Yes I know I need help, but let’s face it, we all have things which we find it difficult to accept and stomach.

Yet, we are told human beings are quite adaptable.

But are we? Does this new world demand a new set of rules? Can we just stay away from the bad stuff and keep busy elsewhere?

Or does reality have a way of creeping into our lives like a tomato worm to the fiftieth floor?

Do we all have to make a conscious effort to live with new challenges far scarier than ever before?

Technology we can’t even understand.

A world that’s difficult to fathom despite us being adept at understanding what is right and what is wrong yet somehow things are upside down?

I have no answers, but I imagine because my generation is older it’s more difficult to go with the new flow.

Now it’s more important than ever to find new ways to escape all the unpleasantness around us and just focus on fun things.

We need more lightness, more Christmas, more chocolate, more pickleball to get through the day.

We need to shop, do lunch, try new kinds of pizza and burn our scales in effigy.

“I saw my bathroom scale consorting with the devil.” Or is it really the devil itself?

I don’t know how to sort through all the craziness thrown at us every day. There is really no shield big enough to stop that flow, but if we need to learn anything at this age, it’s how to become the most effective Cleopatras of all time and be total queens of denial.

Some things never change, some change all the time and some are difficult to understand. Perhaps we should form Baby Boomer support groups where we can sit around and talk about the good old days when the world made sense.

When drone meant someone who never shut up and AI stood for Al who lived down the street.

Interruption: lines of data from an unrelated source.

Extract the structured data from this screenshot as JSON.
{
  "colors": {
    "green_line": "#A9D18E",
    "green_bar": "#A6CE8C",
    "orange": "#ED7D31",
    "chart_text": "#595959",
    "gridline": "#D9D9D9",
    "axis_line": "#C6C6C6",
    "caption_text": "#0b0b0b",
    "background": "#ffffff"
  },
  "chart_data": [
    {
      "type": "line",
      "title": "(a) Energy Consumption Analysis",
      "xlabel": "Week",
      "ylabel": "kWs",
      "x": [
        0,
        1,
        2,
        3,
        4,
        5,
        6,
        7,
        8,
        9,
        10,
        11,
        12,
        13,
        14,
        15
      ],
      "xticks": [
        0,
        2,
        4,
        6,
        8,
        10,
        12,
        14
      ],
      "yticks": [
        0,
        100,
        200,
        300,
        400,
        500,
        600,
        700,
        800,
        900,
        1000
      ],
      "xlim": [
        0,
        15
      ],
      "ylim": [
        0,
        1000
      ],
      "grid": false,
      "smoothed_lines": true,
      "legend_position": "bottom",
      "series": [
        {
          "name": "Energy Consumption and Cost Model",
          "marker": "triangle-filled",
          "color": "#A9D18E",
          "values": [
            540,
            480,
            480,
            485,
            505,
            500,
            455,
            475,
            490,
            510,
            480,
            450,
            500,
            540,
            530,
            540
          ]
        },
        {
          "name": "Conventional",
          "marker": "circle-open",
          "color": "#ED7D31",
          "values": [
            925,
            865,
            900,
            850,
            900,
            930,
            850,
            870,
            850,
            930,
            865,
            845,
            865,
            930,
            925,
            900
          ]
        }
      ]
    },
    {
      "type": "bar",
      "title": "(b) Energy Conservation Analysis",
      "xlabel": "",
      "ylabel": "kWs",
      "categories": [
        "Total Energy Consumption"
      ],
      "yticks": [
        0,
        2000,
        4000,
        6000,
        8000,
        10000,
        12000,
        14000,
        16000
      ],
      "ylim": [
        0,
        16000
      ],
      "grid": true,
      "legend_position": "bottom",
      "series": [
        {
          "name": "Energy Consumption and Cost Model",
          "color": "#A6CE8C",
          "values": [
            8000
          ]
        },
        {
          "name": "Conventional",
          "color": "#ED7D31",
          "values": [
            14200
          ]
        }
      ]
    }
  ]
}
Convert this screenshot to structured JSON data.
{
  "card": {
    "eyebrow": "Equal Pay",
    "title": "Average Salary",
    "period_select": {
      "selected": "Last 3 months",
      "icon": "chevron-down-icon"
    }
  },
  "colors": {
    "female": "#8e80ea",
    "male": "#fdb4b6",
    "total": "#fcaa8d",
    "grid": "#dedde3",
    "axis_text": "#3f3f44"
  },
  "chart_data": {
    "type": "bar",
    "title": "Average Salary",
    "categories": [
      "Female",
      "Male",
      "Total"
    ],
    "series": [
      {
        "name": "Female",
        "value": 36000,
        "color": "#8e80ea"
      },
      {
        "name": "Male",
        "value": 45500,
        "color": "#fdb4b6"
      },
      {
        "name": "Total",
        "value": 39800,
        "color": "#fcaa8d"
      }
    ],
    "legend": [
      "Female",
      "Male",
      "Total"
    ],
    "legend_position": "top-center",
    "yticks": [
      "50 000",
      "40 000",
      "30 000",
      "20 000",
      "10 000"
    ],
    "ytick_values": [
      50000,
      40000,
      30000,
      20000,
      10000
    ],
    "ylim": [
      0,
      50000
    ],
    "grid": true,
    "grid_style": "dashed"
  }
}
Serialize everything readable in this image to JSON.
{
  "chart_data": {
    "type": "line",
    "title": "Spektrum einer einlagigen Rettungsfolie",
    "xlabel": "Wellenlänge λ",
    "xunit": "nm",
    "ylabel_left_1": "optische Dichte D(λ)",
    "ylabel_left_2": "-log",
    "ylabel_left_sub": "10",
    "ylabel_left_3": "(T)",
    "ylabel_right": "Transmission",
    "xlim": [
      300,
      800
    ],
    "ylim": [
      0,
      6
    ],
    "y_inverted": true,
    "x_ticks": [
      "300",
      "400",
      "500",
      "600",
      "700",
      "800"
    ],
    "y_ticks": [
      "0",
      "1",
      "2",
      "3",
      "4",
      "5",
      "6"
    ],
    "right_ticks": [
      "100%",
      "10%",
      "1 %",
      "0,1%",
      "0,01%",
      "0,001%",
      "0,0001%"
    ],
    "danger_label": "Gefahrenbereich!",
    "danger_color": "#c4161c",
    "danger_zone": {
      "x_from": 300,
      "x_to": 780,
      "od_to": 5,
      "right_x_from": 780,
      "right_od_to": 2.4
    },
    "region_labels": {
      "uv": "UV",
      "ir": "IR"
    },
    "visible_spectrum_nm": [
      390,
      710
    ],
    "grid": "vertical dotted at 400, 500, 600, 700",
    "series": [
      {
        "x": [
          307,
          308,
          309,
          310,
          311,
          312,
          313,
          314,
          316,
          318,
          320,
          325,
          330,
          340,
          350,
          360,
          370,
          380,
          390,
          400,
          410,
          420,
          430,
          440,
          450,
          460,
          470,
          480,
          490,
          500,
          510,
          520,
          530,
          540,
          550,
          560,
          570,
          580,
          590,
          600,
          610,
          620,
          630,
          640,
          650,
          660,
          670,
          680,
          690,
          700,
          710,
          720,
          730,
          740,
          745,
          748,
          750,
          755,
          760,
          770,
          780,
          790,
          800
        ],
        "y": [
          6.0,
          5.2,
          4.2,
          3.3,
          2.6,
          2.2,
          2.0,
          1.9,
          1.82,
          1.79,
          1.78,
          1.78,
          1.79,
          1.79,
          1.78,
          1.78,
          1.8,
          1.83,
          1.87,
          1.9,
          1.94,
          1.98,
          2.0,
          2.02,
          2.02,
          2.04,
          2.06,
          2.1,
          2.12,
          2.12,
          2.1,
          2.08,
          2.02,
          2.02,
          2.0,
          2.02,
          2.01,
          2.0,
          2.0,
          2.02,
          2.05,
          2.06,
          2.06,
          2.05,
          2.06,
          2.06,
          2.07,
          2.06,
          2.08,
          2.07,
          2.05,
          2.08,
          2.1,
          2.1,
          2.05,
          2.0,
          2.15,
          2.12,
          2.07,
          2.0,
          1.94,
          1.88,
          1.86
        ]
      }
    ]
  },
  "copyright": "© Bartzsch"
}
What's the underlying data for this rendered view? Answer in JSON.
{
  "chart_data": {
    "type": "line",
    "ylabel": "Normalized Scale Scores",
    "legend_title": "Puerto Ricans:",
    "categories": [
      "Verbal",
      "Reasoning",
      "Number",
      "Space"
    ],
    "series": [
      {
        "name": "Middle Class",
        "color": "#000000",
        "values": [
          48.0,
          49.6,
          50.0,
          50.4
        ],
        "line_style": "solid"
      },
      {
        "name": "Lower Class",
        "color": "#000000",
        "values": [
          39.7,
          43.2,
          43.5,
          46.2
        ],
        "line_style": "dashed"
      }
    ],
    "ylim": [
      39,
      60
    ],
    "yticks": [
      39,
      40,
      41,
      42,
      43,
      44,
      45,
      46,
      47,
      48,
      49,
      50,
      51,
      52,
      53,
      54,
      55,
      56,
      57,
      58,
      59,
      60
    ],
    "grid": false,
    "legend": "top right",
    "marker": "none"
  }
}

When gas was nineteen cents a gallon and Trix were for kids.

When Rod Serling could scare us and there was actually something called penny candy.

If I am waxing nostalgic it’s because I miss my wax lips and when a hot summer day was called delightful and not global warming.

Maybe we could have stopped the flow of insanity and maybe not, but we all have to live in it now.

Holy Moly, there’s an invasion of tomato worms at the Plaza Rooftop in New York. I warned them but they wouldn’t listen. Home grown tomatoes my grandmother’s bustle.